China has stepped up its diplomatic efforts to put the Beijing-Brussels relationship back on track. In his speech at the Munich Security Conference, Chinese Foreign Minister Wang Yi told the gathering of 180 leaders and defence chiefs that China will be a “force for stability” in the world and warned the West of making “historical mistake” under the aegis of de-risking, a coordinated transatlantic effort to prevent overreliance on China.
Tasked with the responsibility of mending the China-European Union ties, Wang visited Spain and announced lifting the ban on Spanish beef. Later on, he held discussions with French President Emmanuel Macron and solicited his support to stabilise the Beijing-Brussels relationship. Trade remained France’s key area of interest.
European leaders too are looking to engage China. While Wang’s Spanish counterpart hailed his announcement as “extraordinarily positive” over its potential to calm angst of the farmers, protesting against and seeing the EU environment and other policies as a financial burden, Spain’s Prime Minister Pedro Sanchez described China as a “fundamental partner” in the fight against climate change and for global peace and stability.
Paris is Beijing’s one of the most important partners in the EU. France was the first major Western country that formally recognised China in 1964. A red carpet welcome during Macron’s China visit by Chinese President Xi Jinping last year demonstrated France’s role in countering the US. The trick worked as on his way back home, Macron EU support to reduce dependency on America, underscored his vision of strategic autonomy and questioned whether it was in the bloc’s interest to fuel the Taiwan crisis.

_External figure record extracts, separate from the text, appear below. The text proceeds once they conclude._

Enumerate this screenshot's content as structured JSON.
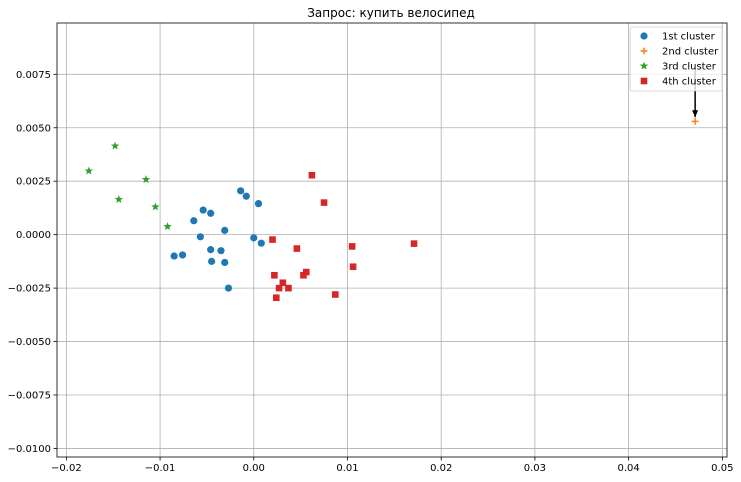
{
  "chart_data": {
    "type": "scatter",
    "title": "Запрос: купить велосипед",
    "xlabel": "",
    "ylabel": "",
    "xlim": [
      -0.021,
      0.0505
    ],
    "ylim": [
      -0.0104,
      0.0099
    ],
    "xticks": [
      -0.02,
      -0.01,
      0.0,
      0.01,
      0.02,
      0.03,
      0.04,
      0.05
    ],
    "xtick_labels": [
      "−0.02",
      "−0.01",
      "0.00",
      "0.01",
      "0.02",
      "0.03",
      "0.04",
      "0.05"
    ],
    "yticks": [
      -0.01,
      -0.0075,
      -0.005,
      -0.0025,
      0.0,
      0.0025,
      0.005,
      0.0075
    ],
    "ytick_labels": [
      "−0.0100",
      "−0.0075",
      "−0.0050",
      "−0.0025",
      "0.0000",
      "0.0025",
      "0.0050",
      "0.0075"
    ],
    "grid": true,
    "legend_position": "top-right",
    "series": [
      {
        "name": "1st cluster",
        "marker": "circle",
        "color": "#1f77b4",
        "points": [
          [
            -0.0014,
            0.00205
          ],
          [
            -0.0008,
            0.0018
          ],
          [
            0.0005,
            0.00145
          ],
          [
            -0.0054,
            0.00115
          ],
          [
            -0.0046,
            0.001
          ],
          [
            -0.0064,
            0.00065
          ],
          [
            -0.0031,
            0.0002
          ],
          [
            -0.0057,
            -0.0001
          ],
          [
            0.0,
            -0.00015
          ],
          [
            0.0008,
            -0.0004
          ],
          [
            -0.0046,
            -0.0007
          ],
          [
            -0.0035,
            -0.00075
          ],
          [
            -0.0085,
            -0.001
          ],
          [
            -0.0076,
            -0.00095
          ],
          [
            -0.0045,
            -0.00125
          ],
          [
            -0.0031,
            -0.0013
          ],
          [
            -0.0027,
            -0.0025
          ]
        ]
      },
      {
        "name": "2nd cluster",
        "marker": "plus",
        "color": "#ff7f0e",
        "points": [
          [
            0.0471,
            0.0053
          ]
        ]
      },
      {
        "name": "3rd cluster",
        "marker": "star",
        "color": "#2ca02c",
        "points": [
          [
            -0.0176,
            0.00298
          ],
          [
            -0.0148,
            0.00415
          ],
          [
            -0.0115,
            0.00258
          ],
          [
            -0.0144,
            0.00165
          ],
          [
            -0.0105,
            0.0013
          ],
          [
            -0.0092,
            0.00038
          ]
        ]
      },
      {
        "name": "4th cluster",
        "marker": "square",
        "color": "#d62728",
        "points": [
          [
            0.0062,
            0.00278
          ],
          [
            0.0075,
            0.0015
          ],
          [
            0.002,
            -0.00023
          ],
          [
            0.0046,
            -0.00065
          ],
          [
            0.0105,
            -0.00055
          ],
          [
            0.0171,
            -0.00042
          ],
          [
            0.0106,
            -0.0015
          ],
          [
            0.0022,
            -0.0019
          ],
          [
            0.0056,
            -0.00175
          ],
          [
            0.0053,
            -0.0019
          ],
          [
            0.0031,
            -0.00225
          ],
          [
            0.0027,
            -0.0025
          ],
          [
            0.0037,
            -0.0025
          ],
          [
            0.0087,
            -0.0028
          ],
          [
            0.0024,
            -0.00295
          ]
        ]
      }
    ],
    "annotations": [
      {
        "text": "",
        "point": [
          0.0471,
          0.0054
        ],
        "text_at": [
          0.0471,
          0.0081
        ]
      }
    ]
  }
}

Macron-Xi telephone conversation in November as Beijing faced a Paris-sponsored anti-subsidy investigation into Chinese electrical vehicles (though French officials insisted it was Ursula von der Leyen’s call and didn’t intend to hamstring the German auto industry)and Wang’s commitment, ahead of his departure to Europe, that China will continue to “expand the import of high quality products and services” attempted to curry favour with the French president on the China-EU relationship.

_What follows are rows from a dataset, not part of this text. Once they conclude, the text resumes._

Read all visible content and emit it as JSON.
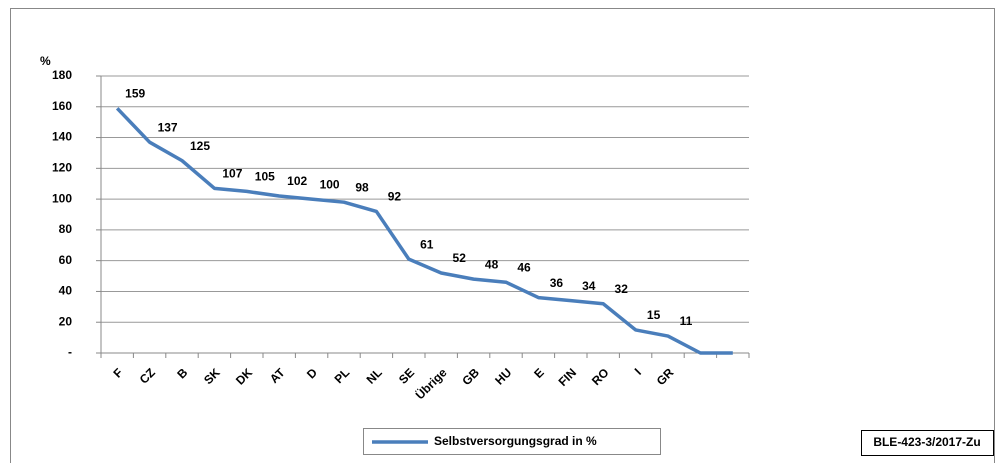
{
  "chart_data": {
    "type": "line",
    "y_label": "%",
    "categories": [
      "F",
      "CZ",
      "B",
      "SK",
      "DK",
      "AT",
      "D",
      "PL",
      "NL",
      "SE",
      "Übrige",
      "GB",
      "HU",
      "E",
      "FIN",
      "RO",
      "I",
      "GR",
      null,
      null
    ],
    "series": [
      {
        "name": "Selbstversorgungsgrad in %",
        "color": "#4a7ebb",
        "values": [
          159,
          137,
          125,
          107,
          105,
          102,
          100,
          98,
          92,
          61,
          52,
          48,
          46,
          36,
          34,
          32,
          15,
          11,
          0,
          0
        ],
        "value_labels": [
          "159",
          "137",
          "125",
          "107",
          "105",
          "102",
          "100",
          "98",
          "92",
          "61",
          "52",
          "48",
          "46",
          "36",
          "34",
          "32",
          "15",
          "11",
          null,
          null
        ]
      }
    ],
    "ylim": [
      0,
      180
    ],
    "yticks": [
      {
        "value": 0,
        "label": "-"
      },
      20,
      40,
      60,
      80,
      100,
      120,
      140,
      160,
      180
    ],
    "grid": true,
    "legend": "bottom",
    "source": "BLE-423-3/2017-Zu"
  }
}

As China and France commemorate the 60th anniversary of the establishment of their diplomatic relations, celebration of 2024 as the Franco-Chinese Year of Cultural Tourism; an agreement to further strengthen cooperation on areas including climate change, clean energy and agriculture; consensus on contributing to peace; and Xi’s potential trip to France signal Paris’ willingness to put a floor under the China-EU relations.
With Biden administration’s protectionist measures such as the Inflation Reduction Act, designed to divert European investment to the Americas, serving the US own rather than shared interests, the fear of Donald Trump’s return to the White House is forcing the EU to reconsider its approach toward China — a diplomatic win for Beijing that has long been urging Brussels to continue dialogue while maintaining differences.
During his recent trip to China, Norwegian Foreign Minister Espen Barth Eide raised the human rights issue yet also held talks with Wang on trade, climate change, wars in Ukraine and the Middle East and how to strengthen the international institutions. Resumption of strategic dialogue between China and Switzerland and review of economic, financial and scientific cooperation further indicate that the European countries are bracing for Trump by making diplomatic overtures to Beijing.
China is willing to work with the EU to promote steady progress in the China-EU relations in 2024, Xi told Belgium Prime Minister Alexander De Croo who was on a state visit to Beijing in January. De Croo too hoped to start a “new era of Belgian-Chinese engagement” based on people-to-people ties, diplomatic partnerships and mutual prosperity, seeing the moment as a “timely opportunity” to engage Beijing in a tense geopolitical and economic environment and acknowledging that China and EU remain “important partners” in tackling many global challenges.
Factors such as greater trade restrictions, a trend set by the US and practised freely by all, could sharply reduce the global economic output by 7% or about $7.4 trillion over the long term — reversing economic integration and undermining cooperation to protect against existing global challenges and new shocks — warned IMF Managing Director Kristalina Georgieva last year.
As the UN trade body estimates, the global trade in goods in 2023 may contract by 5% or almost $2 trillion over geopolitical trends, Georgieva’s prediction is within the realm of possibility. With the multilateral trading system threatening to collapse and the specter of a new cold war not going away, Trumpomania is riding the European nerves.
The US has been a dominant global economic and technology power. The irony is that China, after showing staggering economic growth rates for years, is now projected to have overtaken America in 53 out of 64 critical and emerging technologies. While the US-led international economic order since 1945 helped bring an unprecedented era of growth, China is predicted to be the top growth source for the world over the next five years.
Confronted by an avalanche of economic and security challenges, Brussels is anticipating its crises to aggravate once Trump comes back and drives it to despair. The European countries are adapting to this looming reality and have increased engagement with Beijing.
Published in The Express Tribune, March 17th, 2024.